Healthy Eating: Moroccan Quinoa Salad with Minty Yogurt Dressing


Quinoa makes a great gluten-free grain salad that is high in protein. For a salad, quinoa must be cooked properly so that the individual grains hold their shape and are fluffy and tender. The Moroccan spices are balanced by the creamy and cooling dressing.


11⁄2 cups - quinoa, soaked overnight
21⁄4 cups - vegetable stock or water
2 Tbs - raisins
1⁄4 tsp - ground coriander
1⁄8 tsp - ground cumin
1 medium - lemon, juiced
1⁄2 medium - orange, juiced
2 Tbs - plain yogurt
1⁄4 tsp - red pepper flakes, salt, to taste
1⁄2 cup - mint leaves
1⁄3 cup - olive oil
1⁄2 cup - dried apricots, or unsweetened dried cranberries, minced
1⁄2 cup - pistachio nuts, toasted and chopped
1 head - lettuce, cut into pieces to make lettuce cups


1  Drain and rinse the quinoa. Place it in a medium saucepan with 2 1⁄4 cups of water or stock. Bring to a boil, reduce heat, and cook, covered, for about 10-15 minutes or until the liquid is absorbed and the quinoa is tender but not mushy. Remove to a sheet pan and fluff out grain to cool.
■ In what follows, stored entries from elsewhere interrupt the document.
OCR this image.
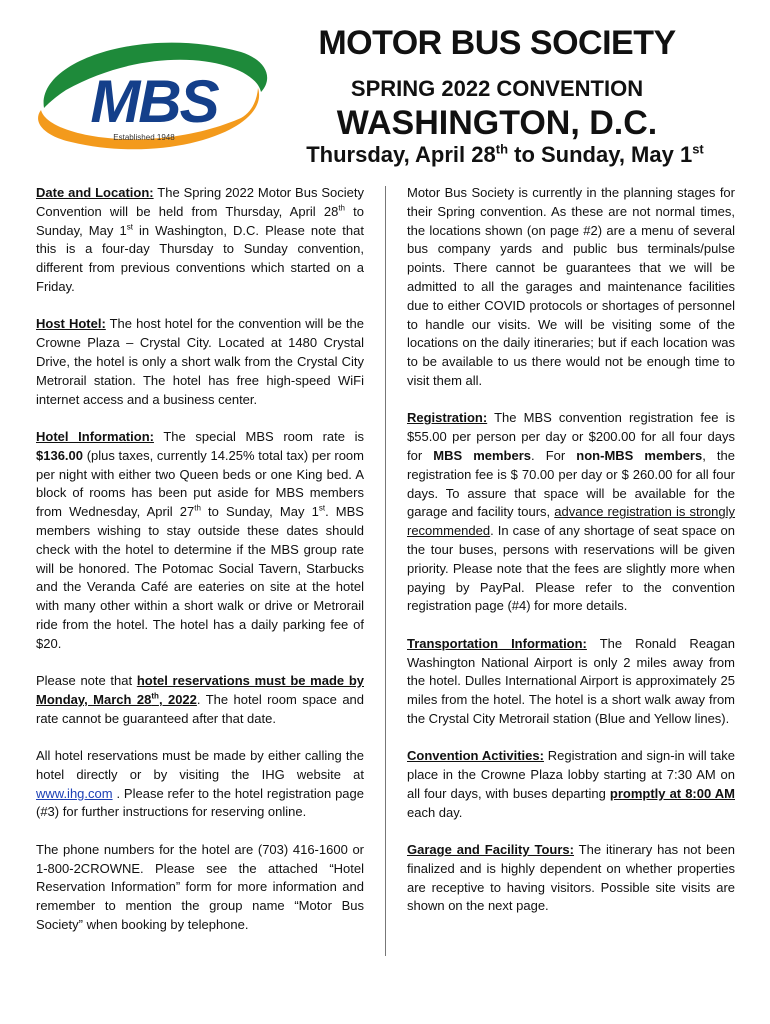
MBS
Established 1948
MOTOR BUS SOCIETY
SPRING 2022 CONVENTION
WASHINGTON, D.C.
Thursday, April 28th to Sunday, May 1st

Date and Location: The Spring 2022 Motor Bus Society Convention will be held from Thursday, April 28th to Sunday, May 1st in Washington, D.C. Please note that this is a four-day Thursday to Sunday convention, different from previous conventions which started on a Friday.

Host Hotel: The host hotel for the convention will be the Crowne Plaza – Crystal City. Located at 1480 Crystal Drive, the hotel is only a short walk from the Crystal City Metrorail station. The hotel has free high-speed WiFi internet access and a business center.

Hotel Information: The special MBS room rate is $136.00 (plus taxes, currently 14.25% total tax) per room per night with either two Queen beds or one King bed. A block of rooms has been put aside for MBS members from Wednesday, April 27th to Sunday, May 1st. MBS members wishing to stay outside these dates should check with the hotel to determine if the MBS group rate will be honored. The Potomac Social Tavern, Starbucks and the Veranda Café are eateries on site at the hotel with many other within a short walk or drive or Metrorail ride from the hotel. The hotel has a daily parking fee of $20.

Please note that hotel reservations must be made by Monday, March 28th, 2022. The hotel room space and rate cannot be guaranteed after that date.

All hotel reservations must be made by either calling the hotel directly or by visiting the IHG website at www.ihg.com . Please refer to the hotel registration page (#3) for further instructions for reserving online.

The phone numbers for the hotel are (703) 416-1600 or 1-800-2CROWNE. Please see the attached “Hotel Reservation Information” form for more information and remember to mention the group name “Motor Bus Society” when booking by telephone.

Motor Bus Society is currently in the planning stages for their Spring convention. As these are not normal times, the locations shown (on page #2) are a menu of several bus company yards and public bus terminals/pulse points. There cannot be guarantees that we will be admitted to all the garages and maintenance facilities due to either COVID protocols or shortages of personnel to handle our visits. We will be visiting some of the locations on the daily itineraries; but if each location was to be available to us there would not be enough time to visit them all.

Registration: The MBS convention registration fee is $55.00 per person per day or $200.00 for all four days for MBS members. For non-MBS members, the registration fee is $ 70.00 per day or $ 260.00 for all four days. To assure that space will be available for the garage and facility tours, advance registration is strongly recommended. In case of any shortage of seat space on the tour buses, persons with reservations will be given priority. Please note that the fees are slightly more when paying by PayPal. Please refer to the convention registration page (#4) for more details.

Transportation Information: The Ronald Reagan Washington National Airport is only 2 miles away from the hotel. Dulles International Airport is approximately 25 miles from the hotel. The hotel is a short walk away from the Crystal City Metrorail station (Blue and Yellow lines).

Convention Activities: Registration and sign-in will take place in the Crowne Plaza lobby starting at 7:30 AM on all four days, with buses departing promptly at 8:00 AM each day.

Garage and Facility Tours: The itinerary has not been finalized and is highly dependent on whether properties are receptive to having visitors. Possible site visits are shown on the next page.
2  Place raisins, coriander, cumin, lemon juice, orange juice, yogurt, red pepper flakes, salt, and mint in a blender. Blend on high to combine, scraping the sides as needed. Add the olive oil slowly to emulsify. Adjust seasonings if necessary.

3  Place cooled quinoa into large bowl and fluff with a fork. Add the dried fruit and pistachios. Drizzle with enough dressing to coat.

4  Place the lettuce cups on a large platter. Scoop some of the salad into the lettuce cups, either with a spoon or with a small ice cream scoop, for a more refined presentation. Garnish as desired with extra herbs and a drizzle of any extra dressing.